Preferences are currently hard-coded. Some preferences that you might be interested in are:

- **Download format**: In `download.py`, change `Downloader.options['format']`. Format should be legal `youtube-dl` format selection grammar (see https://github.com/rg3/youtube-dl#format-selection). Default is `'worst'`, standing for "worst quality (roughly 480P in the case of Youku)".
- **No. of download processes**: In `multi_queue.py`, change `MultitaskQueue.MAX_PROC`. Default is `4`.
- **Download path**: In `download.py`, find `Downloader.start_download` method, change `cur_option['outtmpl']`. Path should be legal `youtube-dl` output template grammar (see https://github.com/rg3/youtube-dl#output-template). Default is `'video/' + str(dic['id']) + '/' + str(dic['id']) + r'.%(ext)s'`, which will save the video to `video//...`.

## Output format

Film info are written into three files:

- `_movies_no_video_.json`, containing JSON objects of videos **without** a video link.
- `_movies_video_.json`, containing JSON objects of videos **with** a video link.
- `domains.txt`, all of the domains in video links. (Only for M1905)

For the **M1905 spider**, JSON objects contain the following keys:

- `id`, parse counter as ID, corresponding to video filename.
- `link`, link to page on M1905.
- `title`, title of film.
- `titleEng`, English title of film (if available).
- `actors`, list of names of actors.
- `director`, list of names of directors.
- `boxOffice`, box office in CNY (if available).
- `genre`, list of genres (if available).
- `date`, release date in the format of "年月日" (YMD) (if available).
- `awards`, number of awards received (if available).
- `tags`, list of user-provided tags.
- `imageURL`, link to cover image.
- `videoURL`, link to video (if available).

(If a list contains only one element, the list is flattened to a single element)

For the **Youku spider**, JSON objects contain the following keys:

- `id`, parse counter as ID, corresponding to video filename.
- `link`, link to page on Youku.
- `title`, title of film.
- `otherTitle`, aliases of the film (English names, etc.) (if available).
- `actors`, list of names of actors.
- `director`, list of names of directors.
- `genre`, list of genres (if available).
- `date`, release date in the format of "年月日" (YMD) (if available).
- `length`, length of the film in minutes.
- `description`, description of the film (if available).
- `region`, the region where the film was made (if available).
- `rating`, rating given by Youku users.

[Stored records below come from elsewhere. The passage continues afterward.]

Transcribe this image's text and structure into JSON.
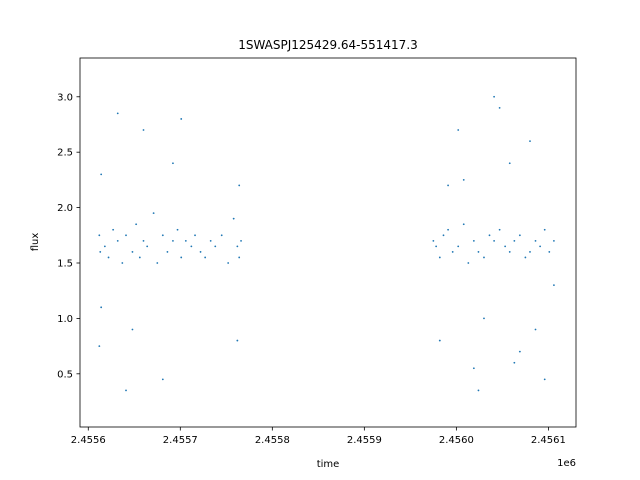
{
  "chart_data": {
    "type": "scatter",
    "title": "1SWASPJ125429.64-551417.3",
    "xlabel": "time",
    "ylabel": "flux",
    "x_offset_label": "1e6",
    "xlim": [
      2455591,
      2456130
    ],
    "ylim": [
      0.02,
      3.35
    ],
    "x_ticks": [
      2455600,
      2455700,
      2455800,
      2455900,
      2456000,
      2456100
    ],
    "x_tick_labels": [
      "2.4556",
      "2.4557",
      "2.4558",
      "2.4559",
      "2.4560",
      "2.4561"
    ],
    "y_ticks": [
      0.5,
      1.0,
      1.5,
      2.0,
      2.5,
      3.0
    ],
    "y_tick_labels": [
      "0.5",
      "1.0",
      "1.5",
      "2.0",
      "2.5",
      "3.0"
    ],
    "grid": false,
    "series": [
      {
        "color": "#1f77b4",
        "marker_color": "#1f77b4",
        "x": [
          2455612,
          2455613,
          2455614,
          2455618,
          2455622,
          2455627,
          2455632,
          2455637,
          2455641,
          2455648,
          2455652,
          2455656,
          2455660,
          2455664,
          2455671,
          2455675,
          2455681,
          2455686,
          2455692,
          2455697,
          2455701,
          2455706,
          2455712,
          2455716,
          2455722,
          2455727,
          2455733,
          2455738,
          2455745,
          2455752,
          2455758,
          2455762,
          2455764,
          2455766,
          2455612,
          2455632,
          2455641,
          2455660,
          2455681,
          2455701,
          2455762,
          2455614,
          2455648,
          2455692,
          2455764,
          2455975,
          2455978,
          2455982,
          2455986,
          2455991,
          2455996,
          2456002,
          2456008,
          2456013,
          2456019,
          2456024,
          2456030,
          2456036,
          2456041,
          2456047,
          2456053,
          2456058,
          2456063,
          2456069,
          2456075,
          2456080,
          2456086,
          2456091,
          2456096,
          2456101,
          2456106,
          2455982,
          2456002,
          2456024,
          2456041,
          2456063,
          2456080,
          2456096,
          2456008,
          2456030,
          2456058,
          2456086,
          2456106,
          2455991,
          2456019,
          2456047,
          2456069
        ],
        "y": [
          1.75,
          1.6,
          2.3,
          1.65,
          1.55,
          1.8,
          1.7,
          1.5,
          1.75,
          1.6,
          1.85,
          1.55,
          1.7,
          1.65,
          1.95,
          1.5,
          1.75,
          1.6,
          1.7,
          1.8,
          1.55,
          1.7,
          1.65,
          1.75,
          1.6,
          1.55,
          1.7,
          1.65,
          1.75,
          1.5,
          1.9,
          1.65,
          1.55,
          1.7,
          0.75,
          2.85,
          0.35,
          2.7,
          0.45,
          2.8,
          0.8,
          1.1,
          0.9,
          2.4,
          2.2,
          1.7,
          1.65,
          1.55,
          1.75,
          1.8,
          1.6,
          1.65,
          1.85,
          1.5,
          1.7,
          1.6,
          1.55,
          1.75,
          1.7,
          1.8,
          1.65,
          1.6,
          1.7,
          1.75,
          1.55,
          1.6,
          1.7,
          1.65,
          1.8,
          1.6,
          1.7,
          0.8,
          2.7,
          0.35,
          3.0,
          0.6,
          2.6,
          0.45,
          2.25,
          1.0,
          2.4,
          0.9,
          1.3,
          2.2,
          0.55,
          2.9,
          0.7
        ]
      }
    ]
  }
}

Note that Youku pages also contain Douban ratings, but that information is not crawled by spider.
- `playCount`, number of times the film is played on Youku.
- `likeCount`, number of times the film is liked by Youku users.
- `commentCount`, number of comments of the film on Youku.
- `imageURL`, link to cover image.
- `videoURL`, link to video (if available).

If `videoURL` exists for a film, its worst-quality version is downloaded using `youtube-dl`. Video is saved to `video/.`.

## Known issues

- Youku video parts are not concatenated.
- When downloading long videos on Youku, only a part could be downloaded. This issue is due to `youtube-dl` incompetence and I currently can do nothing about it.

## Reimplement details

Due to incompetence of `youtube-dl`, you are encouraged to reimplement the `download.py` part using other tools of parsing/downloading. You need to reimplement the following two methods:
- `Downloader.start_download(self, dic)`: This method is called when a new download job is about to start. Your implementation should use an asynchronous downloader. Dictionary `dic` contains 3 keys: `name`, `url` and `id`.
- `Downloader.download_progress(self, id, dic)`: This method is called by `youtube-dl` as progress reporter. When download is complete or aborted due to errors, you should also invoke this method (usually from `start_download` method). Dictionary `dic` should contain key `status`, with values among `downloading`, `finished`, `complete` and `error`, the last two corresponding to download complete and aborted.

For further info please kindly delve into the code :)